- “Vince Gray Made Me Eat Adrian Fenty’s Brains!”
Halloween falls on Monday this year, which means you’ve only got a few more days to figure out what costume to wear if you’re so inclined. Here at Washington City Paper, we’re keenly aware of the holiday’s approach—mostly because old Amanda Hess blog posts suddenly start getting lots of online traffic. But we’re also under intense pressure, as everyone is in the journalism business, to make sure our coverage is hyperlocal.
So D.C., here are our suggestions for how to dress up in a way that would let you go straight from an Advisory Neighborhood Commission meeting to a Halloween party. Appropriate attire for this holiday basically falls into one of two basic genres: zombie, or sexy. With that in mind, these are the top five 2011 Washington City Paper D.C. Halloween Costumes:
- Zombie Sulaimon Brown: Sure, you might get a laugh or two by dressing up as everyone’s favorite mayoral candidate-turned-D.C. bureaucrat-turned federal witness. But unless you’re trick-or-treating at former Vince Gray advisor Lorraine Green‘s house, chances are you won’t scare anyone. Unless you become a zombie—because they’re always scary.
- Sexy Reusable Bag: Paying five cents into the District’s coffers to get a plastic bag to carry home your candy isn’t remotely sexy. You know what is sexy? Keeping the Anacostia River clean! Dress up this weekend by wearing one of those Whole Foods bags—and nothing else.
- Zombie Streetcar: Because it may as well already be dead.
- Sexy Tommy Wells: To get the smart growth set breathing hard this weekend, forget bobbing for apples; if the fruit isn’t from a local orchard, chances are they won’t want to play, anyway. Instead, throw on some Playboy Bunny ears, start talking about “livable, walkable” streets, and get all your colleagues to stand by and do nothing as you get crushed in a hardball power play!

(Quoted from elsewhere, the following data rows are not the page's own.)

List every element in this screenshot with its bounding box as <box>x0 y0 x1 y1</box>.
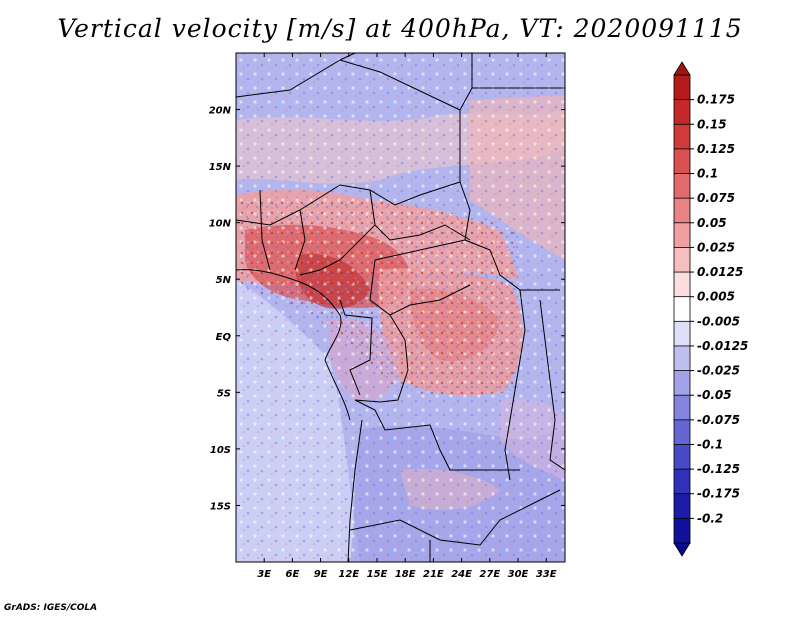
lon-tick-label: 30E <box>508 569 529 580</box>
colorbar-down-arrow-icon <box>673 542 691 557</box>
longitude-axis: 3E 6E 9E 12E 15E 18E 21E 24E 27E 30E 33E <box>257 53 557 580</box>
colorbar-label: -0.005 <box>697 314 740 328</box>
colorbar-label: 0.175 <box>697 93 735 107</box>
colorbar-label: 0.05 <box>697 216 727 230</box>
lat-tick-label: 5S <box>217 388 231 399</box>
colorbar-swatch <box>673 197 691 224</box>
lat-tick-label: 10N <box>209 219 232 230</box>
colorbar-swatch <box>673 296 691 323</box>
colorbar-label: -0.0125 <box>697 339 748 353</box>
colorbar: 0.175 0.15 0.125 0.1 0.075 0.05 0.025 0.0125 0.0… <box>673 61 748 557</box>
colorbar-swatch <box>673 271 691 298</box>
lat-tick-label: 10S <box>210 445 231 456</box>
colorbar-swatch <box>673 99 691 126</box>
lat-tick-label: 20N <box>209 106 232 117</box>
colorbar-label: 0.025 <box>697 240 735 254</box>
colorbar-swatch <box>673 222 691 249</box>
lon-tick-label: 21E <box>423 569 444 580</box>
colorbar-swatch <box>673 148 691 175</box>
colorbar-swatch <box>673 493 691 520</box>
colorbar-swatch <box>673 419 691 446</box>
colorbar-swatch <box>673 345 691 372</box>
colorbar-swatch <box>673 370 691 397</box>
colorbar-label: 0.0125 <box>697 265 743 279</box>
colorbar-label: -0.075 <box>697 413 740 427</box>
lon-tick-label: 27E <box>479 569 500 580</box>
lon-tick-label: 9E <box>314 569 328 580</box>
lon-tick-label: 33E <box>536 569 557 580</box>
colorbar-up-arrow-icon <box>673 61 691 76</box>
colorbar-swatch <box>673 123 691 150</box>
colorbar-label: -0.125 <box>697 462 740 476</box>
lat-tick-label: 5N <box>216 275 232 286</box>
colorbar-label: -0.175 <box>697 487 740 501</box>
lon-tick-label: 3E <box>257 569 271 580</box>
colorbar-swatch <box>673 74 691 101</box>
colorbar-label: 0.005 <box>697 290 735 304</box>
colorbar-label: 0.075 <box>697 191 735 205</box>
lon-tick-label: 6E <box>286 569 300 580</box>
colorbar-label: -0.025 <box>697 364 740 378</box>
colorbar-label: 0.125 <box>697 142 735 156</box>
lon-tick-label: 15E <box>367 569 388 580</box>
colorbar-swatch <box>673 320 691 347</box>
colorbar-label: 0.15 <box>697 117 727 131</box>
colorbar-label: -0.2 <box>697 511 723 525</box>
colorbar-swatch <box>673 394 691 421</box>
lat-tick-label: EQ <box>216 332 232 343</box>
colorbar-label: -0.1 <box>697 437 723 451</box>
credit-label: GrADS: IGES/COLA <box>4 603 98 613</box>
colorbar-label: 0.1 <box>697 167 718 181</box>
lat-tick-label: 15N <box>209 162 232 173</box>
colorbar-swatch <box>673 468 691 495</box>
lat-tick-label: 15S <box>210 501 231 512</box>
lon-tick-label: 24E <box>451 569 472 580</box>
lon-tick-label: 18E <box>395 569 416 580</box>
vertical-velocity-field <box>236 53 565 562</box>
map-frame <box>235 52 566 563</box>
colorbar-swatch <box>673 517 691 544</box>
colorbar-swatch <box>673 247 691 273</box>
chart-title: Vertical velocity [m/s] at 400hPa, VT: 2… <box>57 14 743 43</box>
latitude-axis: 20N 15N 10N 5N EQ 5S 10S 15S <box>209 106 565 512</box>
colorbar-label: -0.05 <box>697 388 732 402</box>
colorbar-swatch <box>673 173 691 200</box>
country-borders <box>236 53 565 562</box>
colorbar-swatch <box>673 444 691 471</box>
lon-tick-label: 12E <box>338 569 359 580</box>
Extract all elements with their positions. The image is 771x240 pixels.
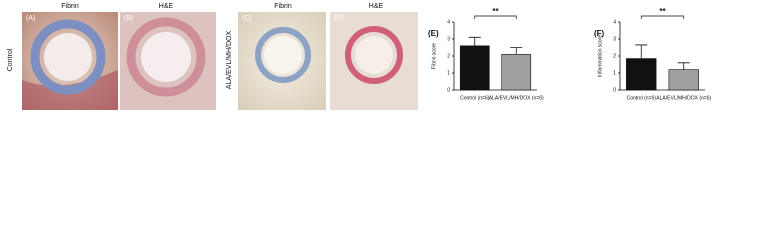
panel-label: (A) — [26, 15, 35, 22]
y-tick-label: 2 — [613, 53, 616, 59]
y-tick-label: 4 — [447, 19, 450, 25]
y-tick-label: 2 — [447, 53, 450, 59]
error-bar — [635, 44, 648, 59]
panel-label: (D) — [334, 15, 344, 22]
panel-label: (E) — [428, 29, 439, 38]
x-tick-label: Control (n=6) — [627, 95, 657, 101]
row-label: ALA/EVL/MH/DOX — [226, 30, 233, 89]
y-tick-label: 1 — [447, 70, 450, 76]
image-d — [330, 12, 418, 110]
bar — [668, 69, 699, 91]
y-tick-label: 3 — [447, 36, 450, 42]
y-axis-label: Inflammation score — [597, 35, 603, 77]
panel-label: (C) — [242, 15, 252, 22]
error-bar — [468, 36, 481, 46]
y-tick-label: 3 — [613, 36, 616, 42]
significance-bracket — [640, 15, 685, 19]
image-b — [120, 12, 216, 110]
y-axis-label: Fibrin score — [431, 43, 437, 69]
x-tick-label: Control (n=6) — [460, 95, 490, 101]
significance-label: ** — [492, 7, 499, 16]
y-tick-label: 0 — [447, 87, 450, 93]
bar — [501, 53, 532, 91]
error-bar — [677, 62, 690, 70]
column-label: Fibrin — [61, 3, 79, 10]
significance-label: ** — [659, 7, 666, 16]
row-label: Control — [7, 48, 14, 71]
y-tick-label: 0 — [613, 87, 616, 93]
bar — [459, 45, 490, 91]
column-label: H&E — [369, 3, 384, 10]
y-tick-label: 1 — [613, 70, 616, 76]
panel-label: (B) — [124, 15, 133, 22]
x-tick-label: ALA/EVL/MH/DOX (n=6) — [656, 95, 711, 101]
image-a — [22, 12, 118, 110]
column-label: Fibrin — [274, 3, 292, 10]
x-tick-label: ALA/EVL/MH/DOX (n=6) — [489, 95, 544, 101]
figure: Fibrin H&E Fibrin H&E (A) (B) (C) (D) Co… — [7, 3, 712, 110]
significance-bracket — [474, 15, 517, 19]
y-tick-label: 4 — [613, 19, 616, 25]
column-label: H&E — [159, 3, 174, 10]
panel-label: (F) — [594, 29, 605, 38]
image-c — [238, 12, 326, 110]
bar — [626, 58, 657, 91]
error-bar — [510, 47, 523, 55]
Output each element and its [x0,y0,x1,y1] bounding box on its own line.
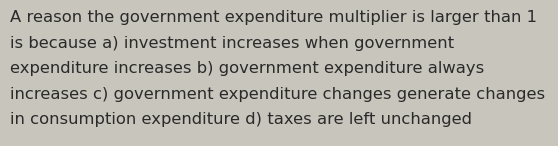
Text: is because a) investment increases when government: is because a) investment increases when … [10,36,454,51]
Text: increases c) government expenditure changes generate changes: increases c) government expenditure chan… [10,87,545,102]
Text: in consumption expenditure d) taxes are left unchanged: in consumption expenditure d) taxes are … [10,112,472,127]
Text: A reason the government expenditure multiplier is larger than 1: A reason the government expenditure mult… [10,10,537,25]
Text: expenditure increases b) government expenditure always: expenditure increases b) government expe… [10,61,484,76]
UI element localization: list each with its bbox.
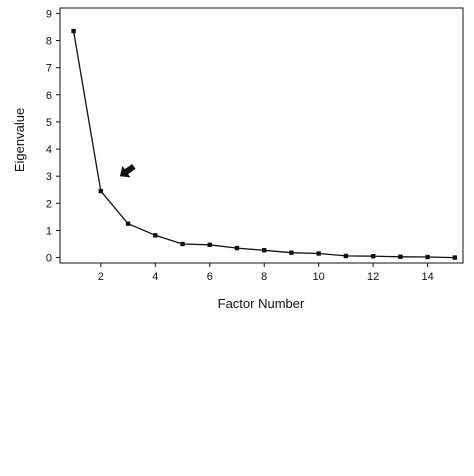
data-point <box>180 241 185 247</box>
series-line <box>72 30 455 259</box>
annotations <box>119 163 136 178</box>
y-axis: 0 1 2 3 4 5 6 7 8 9 <box>46 8 60 265</box>
x-tick-label: 10 <box>313 271 325 283</box>
data-point <box>234 245 240 251</box>
data-point <box>370 254 376 259</box>
x-axis: 2 4 6 8 10 12 14 <box>98 263 434 283</box>
data-point <box>153 233 158 238</box>
plot-frame <box>59 7 464 264</box>
y-tick-label: 9 <box>46 8 52 20</box>
y-tick-label: 1 <box>46 225 52 237</box>
data-point <box>398 254 403 259</box>
y-tick-label: 5 <box>46 117 52 129</box>
y-tick-label: 3 <box>46 171 52 183</box>
y-tick-label: 6 <box>46 90 52 102</box>
eigenvalue-series <box>71 28 458 260</box>
y-tick-label: 0 <box>46 253 52 265</box>
x-tick-label: 2 <box>98 271 104 283</box>
y-tick-label: 8 <box>46 36 52 48</box>
data-point <box>452 255 458 260</box>
y-axis-title: Eigenvalue <box>12 108 27 172</box>
y-tick-label: 2 <box>46 198 52 210</box>
data-point <box>343 253 349 259</box>
x-tick-label: 6 <box>207 271 213 283</box>
data-point <box>98 188 104 194</box>
data-point <box>125 221 131 226</box>
x-tick-label: 14 <box>421 271 433 283</box>
data-point <box>71 28 76 34</box>
x-axis-title: Factor Number <box>218 296 305 311</box>
data-point <box>262 248 267 253</box>
data-point <box>207 242 212 248</box>
data-point <box>425 254 430 260</box>
y-tick-label: 7 <box>46 63 52 75</box>
x-tick-label: 8 <box>261 271 267 283</box>
x-tick-label: 4 <box>152 271 158 283</box>
y-tick-label: 4 <box>46 144 52 156</box>
elbow-arrow-icon <box>119 163 136 178</box>
data-point <box>316 251 321 256</box>
data-point <box>289 250 294 255</box>
x-tick-label: 12 <box>367 271 379 283</box>
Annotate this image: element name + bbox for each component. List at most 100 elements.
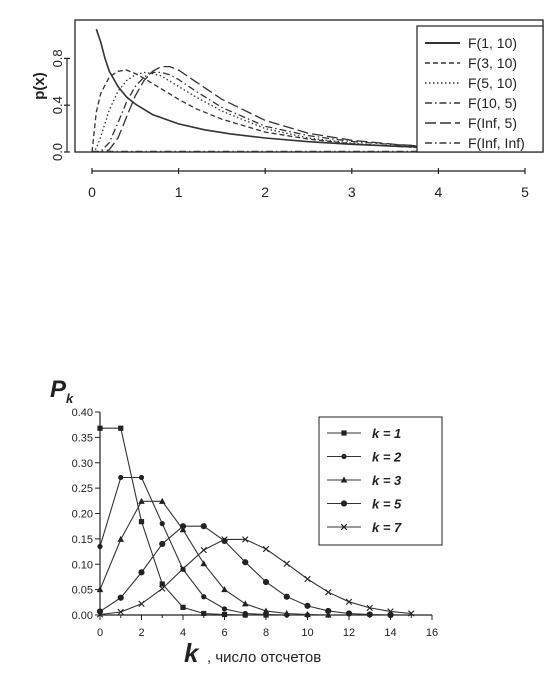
axis-ticks: 0 1 2 3 4 5 0.0 0.4 0.8 (50, 49, 529, 200)
data-point-k-7 (200, 546, 207, 554)
x-tick-label: 12 (343, 627, 355, 639)
x-tick-label: 6 (221, 627, 227, 639)
legend: F(1, 10) F(3, 10) F(5, 10) F(10, 5) F(Inf, 5… (416, 25, 544, 153)
data-point-k-5 (138, 569, 145, 576)
data-point-k-7 (138, 600, 145, 608)
data-point-k-5 (345, 610, 353, 617)
data-point-k-5 (200, 523, 207, 530)
legend-marker-k-5 (340, 500, 348, 507)
series-line-k-3 (99, 500, 329, 616)
y-axis-label-subscript: k (66, 391, 74, 406)
x-tick-label: 0 (97, 627, 103, 639)
y-tick-label: 0.20 (72, 509, 93, 521)
x-tick-label: 10 (301, 627, 313, 639)
data-point-k-7 (262, 545, 270, 553)
data-point-k-1 (138, 519, 145, 525)
data-point-k-7 (221, 536, 228, 543)
data-point-k-3 (262, 607, 270, 614)
x-tick-label: 5 (521, 184, 529, 200)
data-point-k-2 (201, 594, 207, 600)
x-tick-label: 1 (175, 184, 183, 200)
data-point-k-5 (366, 611, 373, 618)
data-point-k-2 (221, 606, 228, 612)
legend-marker-k-2 (341, 453, 347, 460)
data-point-k-7 (96, 611, 104, 618)
data-point-k-7 (408, 610, 415, 617)
data-point-k-7 (159, 585, 166, 592)
data-point-k-3 (324, 611, 332, 618)
y-tick-label: 0.8 (50, 49, 65, 67)
data-point-k-1 (159, 581, 165, 587)
data-point-k-5 (117, 594, 124, 601)
data-point-k-7 (117, 608, 124, 616)
data-point-k-5 (96, 608, 104, 615)
y-tick-label: 0.10 (72, 559, 93, 571)
data-point-k-5 (159, 540, 166, 548)
data-point-k-7 (387, 608, 394, 615)
data-point-k-5 (387, 611, 394, 619)
x-tick-label: 8 (263, 627, 269, 639)
data-point-k-2 (118, 474, 124, 481)
x-tick-label: 16 (426, 627, 438, 639)
axis-ticks: 0 2 4 6 8 10 12 14 16 0.00 0.05 0.10 0.15 0.20 0.25 0.3… (72, 407, 439, 639)
legend-marker-k-1 (341, 430, 347, 436)
y-tick-label: 0.05 (72, 585, 93, 597)
data-point-k-7 (366, 604, 373, 612)
series-line-f-5-10 (91, 71, 543, 152)
x-tick-label: 3 (348, 184, 356, 200)
legend-label-k-7: k = 7 (372, 520, 402, 535)
data-point-k-3 (200, 560, 208, 567)
legend-box (416, 25, 544, 153)
y-tick-label: 0.00 (72, 610, 93, 622)
x-axis-label-suffix: , число отсчетов (207, 649, 321, 666)
data-point-k-2 (138, 474, 145, 481)
y-axis-label: p(x) (31, 72, 48, 100)
x-axis-title: k , число отсчетов (184, 638, 321, 668)
legend-label-f-3-10: F(3, 10) (468, 55, 517, 71)
x-tick-label: 2 (138, 627, 144, 639)
legend-box (318, 416, 443, 546)
data-point-k-7 (325, 588, 332, 596)
data-point-k-2 (242, 610, 248, 617)
data-point-k-3 (158, 497, 166, 504)
legend-label-k-1: k = 1 (372, 426, 401, 441)
y-axis-title: P k (50, 376, 74, 406)
data-point-k-3 (241, 600, 249, 607)
data-point-k-3 (96, 586, 104, 593)
data-point-k-7 (304, 575, 311, 583)
data-point-k-3 (283, 609, 291, 616)
data-point-k-5 (262, 578, 270, 586)
legend-marker-k-7 (340, 523, 348, 531)
y-axis-label: P (50, 376, 67, 403)
x-tick-label: 0 (88, 184, 96, 200)
data-point-k-1 (97, 425, 103, 431)
data-point-k-5 (283, 593, 290, 600)
y-tick-label: 0.25 (72, 483, 93, 495)
data-point-k-7 (345, 598, 353, 605)
y-tick-label: 0.15 (72, 534, 93, 546)
series-line-k-1 (100, 427, 266, 616)
data-point-k-7 (179, 565, 187, 573)
legend-label-f-10-5: F(10, 5) (468, 95, 517, 111)
y-tick-label: 0.0 (50, 143, 65, 161)
legend-label-f-inf-inf: F(Inf, Inf) (468, 135, 525, 151)
legend-label-f-inf-5: F(Inf, 5) (468, 115, 517, 131)
data-point-k-3 (138, 497, 145, 504)
data-point-k-3 (304, 610, 311, 617)
data-point-k-5 (179, 523, 187, 530)
series-layer (96, 425, 415, 619)
legend-marker-k-3 (340, 476, 348, 483)
data-point-k-2 (97, 543, 103, 550)
y-tick-label: 0.35 (72, 432, 93, 444)
x-axis-label: k (184, 638, 200, 668)
legend-label-k-5: k = 5 (372, 497, 402, 512)
x-tick-label: 4 (435, 184, 443, 200)
data-point-k-3 (117, 535, 125, 542)
data-point-k-5 (325, 607, 332, 615)
data-point-k-1 (221, 611, 228, 618)
legend-label-f-1-10: F(1, 10) (468, 35, 517, 51)
legend-label-k-3: k = 3 (372, 473, 402, 488)
data-point-k-7 (283, 560, 290, 567)
x-tick-label: 14 (384, 627, 396, 639)
poisson-chart: 0 2 4 6 8 10 12 14 16 0.00 0.05 0.10 0.15 0.20 0.25 0.3… (50, 376, 443, 668)
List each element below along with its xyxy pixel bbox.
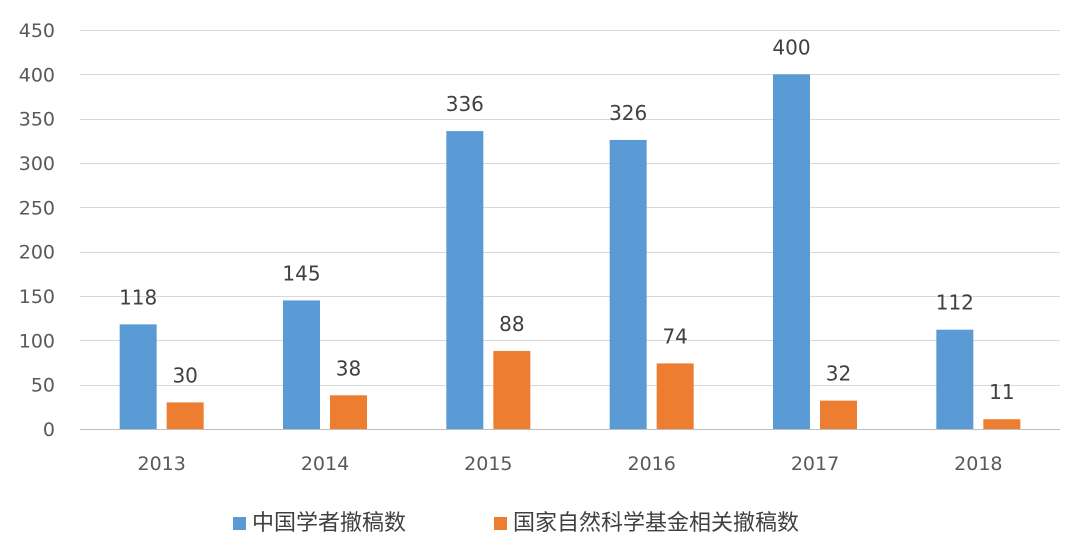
x-axis-ticks: 2013 2014 2015 2016 2017 2018	[137, 453, 1002, 475]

- Sexy NIMBY Zombie: The living keep trying to open up bars, restaurants, and shops in your neighborhood. Fortunately, you’re in D.C., where the undead can veto that sort of thing simply by showing up at a meeting and growling loudly. Wave a copy of the latest D.C. Register, put on some lingerie, and scare that project into someone else’s back yard.